A propósito, escreveu  Luísa Rogério, num texto de eleição que não perderá a actualidade tão cedo quanto se pense, que “ ao virar da página voltará tudo ao formato habitual. Quando terminar o período de excepção, as questões ligadas ao universo feminino serão empurradas para a prateleira de baixo”.
Tão real quanto isso é o facto de que, a medida que o acelerador do tempo for carregado no sentido do mês dedicado às mulheres ser atirado para a história, as preocupações das mulheres desaparecem das agendas políticas e sociais.
Fica-se pelas meras lembranças dos festivais de véspera, sufragados pelos dias 2 e 8 de Março, consagrados à mulher angolana e mundial, respectivamente.
Por não concordar com a hipocrisia da romaria feita por ocasião das datas atrás citadas, decidi-me por esta reflexão juntando a minha voz à daqueles que concordam que as causas da mulher são tão profundas, pelo que toda e qualquer abordagem das questões à elas atinentes deve figurar na agenda dos políticos, em posição de destaque e prioridade.

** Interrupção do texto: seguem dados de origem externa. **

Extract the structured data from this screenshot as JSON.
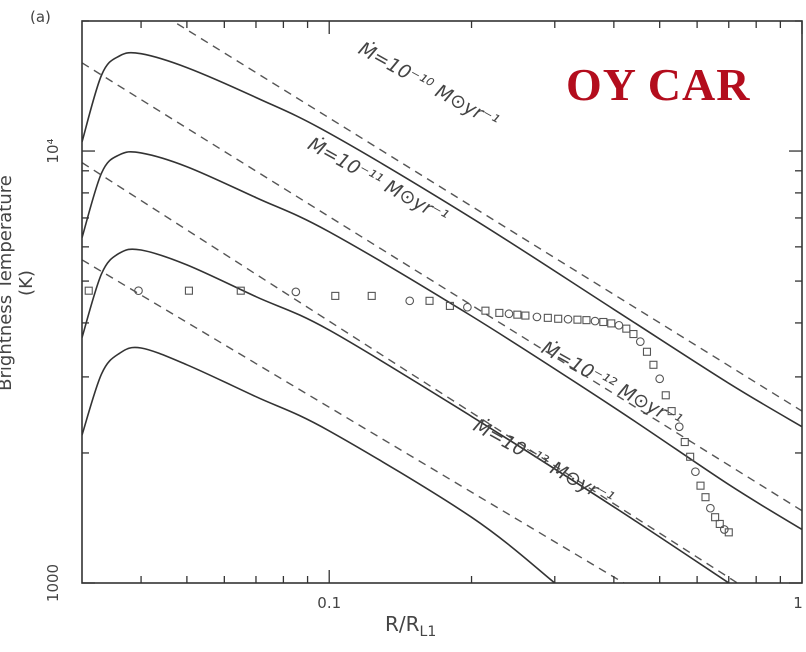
{
  "panel_label": "(a)",
  "title": "OY CAR",
  "chart_data": {
    "type": "line",
    "xlabel": "R/R",
    "xlabel_sub": "L1",
    "ylabel": "Brightness Temperature (K)",
    "xscale": "log",
    "yscale": "log",
    "xlim": [
      0.03,
      1.0
    ],
    "ylim": [
      1000,
      20000
    ],
    "x_ticks": [
      {
        "value": 0.1,
        "label": "0.1"
      },
      {
        "value": 1.0,
        "label": "1"
      }
    ],
    "y_ticks": [
      {
        "value": 1000,
        "label": "1000"
      },
      {
        "value": 10000,
        "label": "10⁴"
      }
    ],
    "model_curves": [
      {
        "label": "Ṁ=10⁻¹⁰ M⊙yr⁻¹",
        "mdot_exp": -10,
        "x": [
          0.03,
          0.033,
          0.036,
          0.04,
          0.05,
          0.07,
          0.1,
          0.2,
          0.4,
          0.7,
          1.0
        ],
        "y": [
          10500,
          15000,
          16600,
          16800,
          15600,
          13300,
          11000,
          7000,
          4300,
          2900,
          2300
        ]
      },
      {
        "label": "Ṁ=10⁻¹¹ M⊙yr⁻¹",
        "mdot_exp": -11,
        "x": [
          0.03,
          0.033,
          0.036,
          0.04,
          0.05,
          0.07,
          0.1,
          0.2,
          0.4,
          0.7,
          1.0
        ],
        "y": [
          6300,
          8900,
          9800,
          9900,
          9200,
          7800,
          6500,
          4150,
          2550,
          1690,
          1330
        ]
      },
      {
        "label": "Ṁ=10⁻¹² M⊙yr⁻¹",
        "mdot_exp": -12,
        "x": [
          0.03,
          0.033,
          0.036,
          0.04,
          0.05,
          0.07,
          0.1,
          0.2,
          0.4,
          0.7
        ],
        "y": [
          3700,
          5200,
          5800,
          5900,
          5450,
          4600,
          3850,
          2430,
          1500,
          1000
        ]
      },
      {
        "label": "Ṁ=10⁻¹³ M⊙yr⁻¹",
        "mdot_exp": -13,
        "x": [
          0.03,
          0.033,
          0.036,
          0.04,
          0.05,
          0.07,
          0.1,
          0.2,
          0.3
        ],
        "y": [
          2200,
          3050,
          3400,
          3500,
          3200,
          2700,
          2250,
          1420,
          1000
        ]
      }
    ],
    "asymptotes": [
      {
        "x": [
          0.03,
          1.0
        ],
        "y": [
          27000,
          2500
        ]
      },
      {
        "x": [
          0.03,
          1.0
        ],
        "y": [
          16000,
          1470
        ]
      },
      {
        "x": [
          0.03,
          0.73
        ],
        "y": [
          9400,
          1000
        ]
      },
      {
        "x": [
          0.03,
          0.42
        ],
        "y": [
          5600,
          1000
        ]
      }
    ],
    "observed_points": {
      "name": "OY Car",
      "x": [
        0.031,
        0.0395,
        0.0505,
        0.065,
        0.085,
        0.103,
        0.123,
        0.148,
        0.163,
        0.18,
        0.196,
        0.214,
        0.229,
        0.24,
        0.25,
        0.26,
        0.275,
        0.29,
        0.305,
        0.32,
        0.335,
        0.35,
        0.365,
        0.38,
        0.395,
        0.41,
        0.425,
        0.44,
        0.455,
        0.47,
        0.485,
        0.5,
        0.515,
        0.53,
        0.55,
        0.565,
        0.58,
        0.595,
        0.61,
        0.625,
        0.64,
        0.655,
        0.67,
        0.685,
        0.7
      ],
      "y": [
        4750,
        4750,
        4750,
        4750,
        4720,
        4620,
        4620,
        4500,
        4500,
        4380,
        4350,
        4270,
        4220,
        4200,
        4180,
        4160,
        4130,
        4110,
        4090,
        4080,
        4070,
        4060,
        4040,
        4020,
        3990,
        3950,
        3880,
        3770,
        3620,
        3430,
        3200,
        2970,
        2720,
        2500,
        2300,
        2120,
        1960,
        1810,
        1680,
        1580,
        1490,
        1420,
        1370,
        1330,
        1310
      ]
    }
  }
}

Deste princípio, se calhar, encontram-se os melhores caminhos para se acautelar o vilipêndio por que passam muitas mulheres angolanas, que por razões óbvias devem ser consideradas heroínas. Aliás, por maioria de razão, considerando o papel desempenhado pelas mulheres no contexto das guerras que assolaram o país, desde a luta contra a ocupação colonial ao conflito armado interno, terminado em 2002, não restam dúvidas que foi de elevada importância o trabalho por elas desenvolvido, independentemente da inclinação quanto a simpatia político-militar.
Não incluindo nas contas as referências históricas atribuídas à Deolinda, Engrácia, Irene etc, há que convir que existe, no mundo do anonimato, um enorme exército de mulheres mártires angolanas, cujo contributo para a construção do que Angola é hoje não se pode resumir ao pouco que é feito por altura da celebração do 2 e 8 de Março.

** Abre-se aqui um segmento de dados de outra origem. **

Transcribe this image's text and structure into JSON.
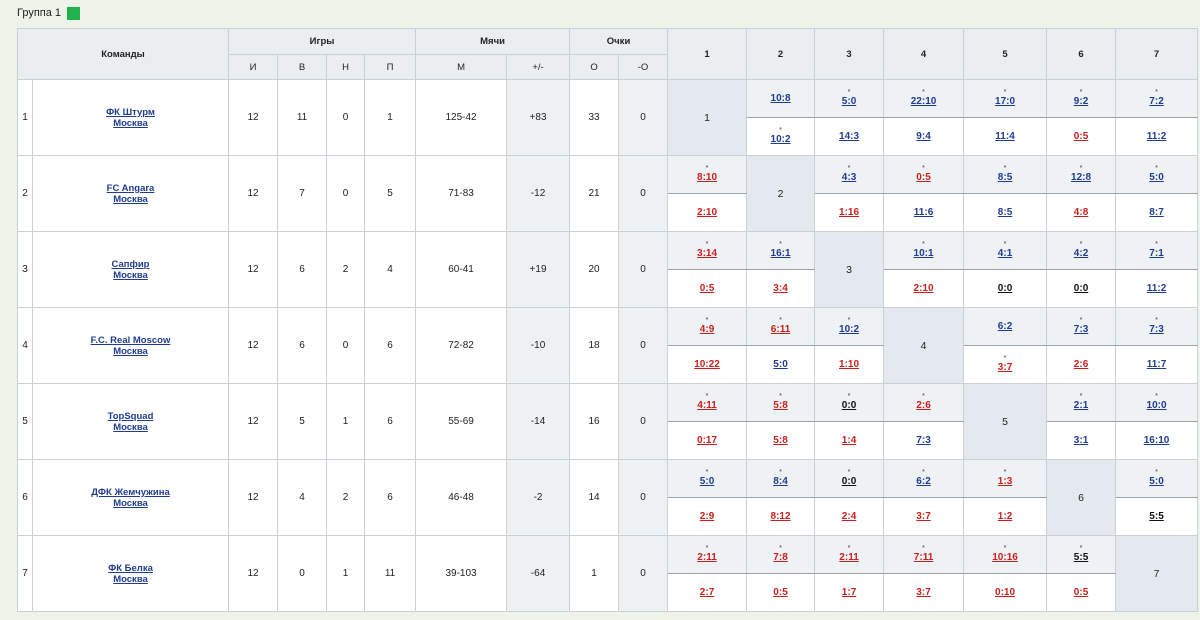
{
  "group": {
    "title": "Группа 1",
    "color": "#22b24c"
  },
  "headers": {
    "teams": "Команды",
    "games": "Игры",
    "balls": "Мячи",
    "points": "Очки",
    "sub": [
      "И",
      "В",
      "Н",
      "П",
      "М",
      "+/-",
      "О",
      "-О"
    ],
    "cols": [
      "1",
      "2",
      "3",
      "4",
      "5",
      "6",
      "7"
    ]
  },
  "teams": [
    {
      "rank": "1",
      "name": "ФК Штурм",
      "city": "Москва",
      "i": "12",
      "w": "11",
      "d": "0",
      "l": "1",
      "m": "125-42",
      "diff": "+83",
      "pts": "33",
      "minus": "0",
      "results": [
        null,
        {
          "top": {
            "s": "10:8",
            "c": "blue",
            "star": false
          },
          "bot": {
            "s": "10:2",
            "c": "blue",
            "star": true
          }
        },
        {
          "top": {
            "s": "5:0",
            "c": "blue",
            "star": true
          },
          "bot": {
            "s": "14:3",
            "c": "blue",
            "star": false
          }
        },
        {
          "top": {
            "s": "22:10",
            "c": "blue",
            "star": true
          },
          "bot": {
            "s": "9:4",
            "c": "blue",
            "star": false
          }
        },
        {
          "top": {
            "s": "17:0",
            "c": "blue",
            "star": true
          },
          "bot": {
            "s": "11:4",
            "c": "blue",
            "star": false
          }
        },
        {
          "top": {
            "s": "9:2",
            "c": "blue",
            "star": true
          },
          "bot": {
            "s": "0:5",
            "c": "red",
            "star": false
          }
        },
        {
          "top": {
            "s": "7:2",
            "c": "blue",
            "star": true
          },
          "bot": {
            "s": "11:2",
            "c": "blue",
            "star": false
          }
        }
      ]
    },
    {
      "rank": "2",
      "name": "FC Angara",
      "city": "Москва",
      "i": "12",
      "w": "7",
      "d": "0",
      "l": "5",
      "m": "71-83",
      "diff": "-12",
      "pts": "21",
      "minus": "0",
      "results": [
        {
          "top": {
            "s": "8:10",
            "c": "red",
            "star": true
          },
          "bot": {
            "s": "2:10",
            "c": "red",
            "star": false
          }
        },
        null,
        {
          "top": {
            "s": "4:3",
            "c": "blue",
            "star": true
          },
          "bot": {
            "s": "1:16",
            "c": "red",
            "star": false
          }
        },
        {
          "top": {
            "s": "0:5",
            "c": "red",
            "star": true
          },
          "bot": {
            "s": "11:6",
            "c": "blue",
            "star": false
          }
        },
        {
          "top": {
            "s": "8:5",
            "c": "blue",
            "star": true
          },
          "bot": {
            "s": "8:5",
            "c": "blue",
            "star": false
          }
        },
        {
          "top": {
            "s": "12:8",
            "c": "blue",
            "star": true
          },
          "bot": {
            "s": "4:8",
            "c": "red",
            "star": false
          }
        },
        {
          "top": {
            "s": "5:0",
            "c": "blue",
            "star": true
          },
          "bot": {
            "s": "8:7",
            "c": "blue",
            "star": false
          }
        }
      ]
    },
    {
      "rank": "3",
      "name": "Сапфир",
      "city": "Москва",
      "i": "12",
      "w": "6",
      "d": "2",
      "l": "4",
      "m": "60-41",
      "diff": "+19",
      "pts": "20",
      "minus": "0",
      "results": [
        {
          "top": {
            "s": "3:14",
            "c": "red",
            "star": true
          },
          "bot": {
            "s": "0:5",
            "c": "red",
            "star": false
          }
        },
        {
          "top": {
            "s": "16:1",
            "c": "blue",
            "star": true
          },
          "bot": {
            "s": "3:4",
            "c": "red",
            "star": false
          }
        },
        null,
        {
          "top": {
            "s": "10:1",
            "c": "blue",
            "star": true
          },
          "bot": {
            "s": "2:10",
            "c": "red",
            "star": false
          }
        },
        {
          "top": {
            "s": "4:1",
            "c": "blue",
            "star": true
          },
          "bot": {
            "s": "0:0",
            "c": "black",
            "star": false
          }
        },
        {
          "top": {
            "s": "4:2",
            "c": "blue",
            "star": true
          },
          "bot": {
            "s": "0:0",
            "c": "black",
            "star": false
          }
        },
        {
          "top": {
            "s": "7:1",
            "c": "blue",
            "star": true
          },
          "bot": {
            "s": "11:2",
            "c": "blue",
            "star": false
          }
        }
      ]
    },
    {
      "rank": "4",
      "name": "F.C. Real Moscow",
      "city": "Москва",
      "i": "12",
      "w": "6",
      "d": "0",
      "l": "6",
      "m": "72-82",
      "diff": "-10",
      "pts": "18",
      "minus": "0",
      "results": [
        {
          "top": {
            "s": "4:9",
            "c": "red",
            "star": true
          },
          "bot": {
            "s": "10:22",
            "c": "red",
            "star": false
          }
        },
        {
          "top": {
            "s": "6:11",
            "c": "red",
            "star": true
          },
          "bot": {
            "s": "5:0",
            "c": "blue",
            "star": false
          }
        },
        {
          "top": {
            "s": "10:2",
            "c": "blue",
            "star": true
          },
          "bot": {
            "s": "1:10",
            "c": "red",
            "star": false
          }
        },
        null,
        {
          "top": {
            "s": "6:2",
            "c": "blue",
            "star": false
          },
          "bot": {
            "s": "3:7",
            "c": "red",
            "star": true
          }
        },
        {
          "top": {
            "s": "7:3",
            "c": "blue",
            "star": true
          },
          "bot": {
            "s": "2:6",
            "c": "red",
            "star": false
          }
        },
        {
          "top": {
            "s": "7:3",
            "c": "blue",
            "star": true
          },
          "bot": {
            "s": "11:7",
            "c": "blue",
            "star": false
          }
        }
      ]
    },
    {
      "rank": "5",
      "name": "TopSquad",
      "city": "Москва",
      "i": "12",
      "w": "5",
      "d": "1",
      "l": "6",
      "m": "55-69",
      "diff": "-14",
      "pts": "16",
      "minus": "0",
      "results": [
        {
          "top": {
            "s": "4:11",
            "c": "red",
            "star": true
          },
          "bot": {
            "s": "0:17",
            "c": "red",
            "star": false
          }
        },
        {
          "top": {
            "s": "5:8",
            "c": "red",
            "star": true
          },
          "bot": {
            "s": "5:8",
            "c": "red",
            "star": false
          }
        },
        {
          "top": {
            "s": "0:0",
            "c": "black",
            "star": true
          },
          "bot": {
            "s": "1:4",
            "c": "red",
            "star": false
          }
        },
        {
          "top": {
            "s": "2:6",
            "c": "red",
            "star": true
          },
          "bot": {
            "s": "7:3",
            "c": "blue",
            "star": false
          }
        },
        null,
        {
          "top": {
            "s": "2:1",
            "c": "blue",
            "star": true
          },
          "bot": {
            "s": "3:1",
            "c": "blue",
            "star": false
          }
        },
        {
          "top": {
            "s": "10:0",
            "c": "blue",
            "star": true
          },
          "bot": {
            "s": "16:10",
            "c": "blue",
            "star": false
          }
        }
      ]
    },
    {
      "rank": "6",
      "name": "ДФК Жемчужина",
      "city": "Москва",
      "i": "12",
      "w": "4",
      "d": "2",
      "l": "6",
      "m": "46-48",
      "diff": "-2",
      "pts": "14",
      "minus": "0",
      "results": [
        {
          "top": {
            "s": "5:0",
            "c": "blue",
            "star": true
          },
          "bot": {
            "s": "2:9",
            "c": "red",
            "star": false
          }
        },
        {
          "top": {
            "s": "8:4",
            "c": "blue",
            "star": true
          },
          "bot": {
            "s": "8:12",
            "c": "red",
            "star": false
          }
        },
        {
          "top": {
            "s": "0:0",
            "c": "black",
            "star": true
          },
          "bot": {
            "s": "2:4",
            "c": "red",
            "star": false
          }
        },
        {
          "top": {
            "s": "6:2",
            "c": "blue",
            "star": true
          },
          "bot": {
            "s": "3:7",
            "c": "red",
            "star": false
          }
        },
        {
          "top": {
            "s": "1:3",
            "c": "red",
            "star": true
          },
          "bot": {
            "s": "1:2",
            "c": "red",
            "star": false
          }
        },
        null,
        {
          "top": {
            "s": "5:0",
            "c": "blue",
            "star": true
          },
          "bot": {
            "s": "5:5",
            "c": "black",
            "star": false
          }
        }
      ]
    },
    {
      "rank": "7",
      "name": "ФК Белка",
      "city": "Москва",
      "i": "12",
      "w": "0",
      "d": "1",
      "l": "11",
      "m": "39-103",
      "diff": "-64",
      "pts": "1",
      "minus": "0",
      "results": [
        {
          "top": {
            "s": "2:11",
            "c": "red",
            "star": true
          },
          "bot": {
            "s": "2:7",
            "c": "red",
            "star": false
          }
        },
        {
          "top": {
            "s": "7:8",
            "c": "red",
            "star": true
          },
          "bot": {
            "s": "0:5",
            "c": "red",
            "star": false
          }
        },
        {
          "top": {
            "s": "2:11",
            "c": "red",
            "star": true
          },
          "bot": {
            "s": "1:7",
            "c": "red",
            "star": false
          }
        },
        {
          "top": {
            "s": "7:11",
            "c": "red",
            "star": true
          },
          "bot": {
            "s": "3:7",
            "c": "red",
            "star": false
          }
        },
        {
          "top": {
            "s": "10:16",
            "c": "red",
            "star": true
          },
          "bot": {
            "s": "0:10",
            "c": "red",
            "star": false
          }
        },
        {
          "top": {
            "s": "5:5",
            "c": "black",
            "star": true
          },
          "bot": {
            "s": "0:5",
            "c": "red",
            "star": false
          }
        },
        null
      ]
    }
  ]
}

Julgo não ser coisa de lesa pátria solicitar que, com alguma profundidade, seja feita uma reflexão mais realista sobre o papel da mulher nos variados contextos e momentos da nossa sociedade. À guisa de exemplo, penso estar na hora de mudança de paradígma na forma de tratamento da mulher zungueira, cuja actividade não pode ser vista apenas como um exercício eivado de negativismo.
Há que considerar a relevância do papel da mulher zungueira na educação dos filhos, muitos deles acabam sendo, academicamente melhores que os chamados “filhinhos de papai”.

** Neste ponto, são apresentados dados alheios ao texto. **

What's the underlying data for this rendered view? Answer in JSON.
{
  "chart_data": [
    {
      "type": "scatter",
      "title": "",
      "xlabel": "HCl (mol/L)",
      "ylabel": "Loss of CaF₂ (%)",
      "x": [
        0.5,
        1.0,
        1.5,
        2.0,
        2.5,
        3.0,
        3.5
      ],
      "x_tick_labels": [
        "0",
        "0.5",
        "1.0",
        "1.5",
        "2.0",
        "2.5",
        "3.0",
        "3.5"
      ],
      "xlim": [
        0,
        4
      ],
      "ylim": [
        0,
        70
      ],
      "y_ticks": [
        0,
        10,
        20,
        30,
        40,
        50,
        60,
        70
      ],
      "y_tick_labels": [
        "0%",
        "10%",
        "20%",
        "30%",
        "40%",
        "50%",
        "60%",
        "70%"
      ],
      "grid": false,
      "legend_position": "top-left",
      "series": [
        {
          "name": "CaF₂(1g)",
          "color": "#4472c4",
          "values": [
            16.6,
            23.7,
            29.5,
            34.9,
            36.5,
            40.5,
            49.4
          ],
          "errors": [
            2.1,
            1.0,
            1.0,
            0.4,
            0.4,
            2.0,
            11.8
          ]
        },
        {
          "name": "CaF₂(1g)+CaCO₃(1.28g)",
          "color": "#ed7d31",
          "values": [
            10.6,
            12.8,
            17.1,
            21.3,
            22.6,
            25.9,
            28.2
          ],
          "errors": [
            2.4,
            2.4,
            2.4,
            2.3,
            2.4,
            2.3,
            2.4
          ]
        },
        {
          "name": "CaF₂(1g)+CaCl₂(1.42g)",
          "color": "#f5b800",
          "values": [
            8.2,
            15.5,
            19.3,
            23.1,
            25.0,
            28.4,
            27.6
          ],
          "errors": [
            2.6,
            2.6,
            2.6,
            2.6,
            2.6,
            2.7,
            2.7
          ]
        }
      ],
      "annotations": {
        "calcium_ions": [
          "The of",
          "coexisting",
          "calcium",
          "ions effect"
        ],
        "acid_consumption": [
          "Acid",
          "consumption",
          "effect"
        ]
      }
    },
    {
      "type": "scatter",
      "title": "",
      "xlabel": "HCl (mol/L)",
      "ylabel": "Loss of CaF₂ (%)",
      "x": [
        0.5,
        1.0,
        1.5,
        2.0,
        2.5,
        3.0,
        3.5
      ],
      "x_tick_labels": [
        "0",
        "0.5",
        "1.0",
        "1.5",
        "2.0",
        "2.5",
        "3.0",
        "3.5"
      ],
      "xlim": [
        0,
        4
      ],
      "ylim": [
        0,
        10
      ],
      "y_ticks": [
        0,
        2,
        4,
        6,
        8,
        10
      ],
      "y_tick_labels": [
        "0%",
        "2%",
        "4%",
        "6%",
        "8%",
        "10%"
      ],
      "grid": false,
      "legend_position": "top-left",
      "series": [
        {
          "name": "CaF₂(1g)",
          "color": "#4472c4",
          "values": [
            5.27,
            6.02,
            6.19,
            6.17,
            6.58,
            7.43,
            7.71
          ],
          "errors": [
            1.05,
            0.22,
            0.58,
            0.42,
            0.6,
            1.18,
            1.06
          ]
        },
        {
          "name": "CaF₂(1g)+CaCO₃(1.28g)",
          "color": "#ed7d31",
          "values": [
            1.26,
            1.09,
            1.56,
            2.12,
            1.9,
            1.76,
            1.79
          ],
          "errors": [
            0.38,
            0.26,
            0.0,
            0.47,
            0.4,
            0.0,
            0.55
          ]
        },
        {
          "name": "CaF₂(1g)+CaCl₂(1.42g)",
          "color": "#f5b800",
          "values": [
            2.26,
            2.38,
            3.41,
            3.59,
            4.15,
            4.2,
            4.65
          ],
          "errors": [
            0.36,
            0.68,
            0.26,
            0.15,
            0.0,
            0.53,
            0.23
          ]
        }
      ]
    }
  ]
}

O sector económico, nesta altura em que é bem-vinda toda a forma de impostos, se calhar, em consonância com outras entidades, devem começar a avaliar a possibilidade de tornar a actividade das mulheres que actuam fora do sistema comercial formal, num importante nicho de taxação.
Em suma, queremos atribuir à mulher angolana, de um modo geral, um papel de maior destaque na sociedade, até por que, do ponto de vista da realidade estatística do último censo da população e habitação, elas são a maioria na matriz social angolana.
Desde logo, há que as tributar com o destaque merecido, e que Março seja apenas uma das muitas oportunidades que ao longo de todo o ano obrigam-nos à referências positivas às mulheres, por sinal, as geradoras da vida humana.
Uma última nota, se calhar deslocada do objectivo deste texto, tem que ver com a ironia de ser também no mês de Março em que se comemora o dia do Pai, internacionalmente consagrado.
E como alguém perguntou, com razão (?), passe o pleonasmo, qual é a razão do dia do pai ser comemorado no mês da mulher, sendo que um dos grandes problemas das mulheres se prende  justamente com os vários tipos de violência protagonizada pelos pais?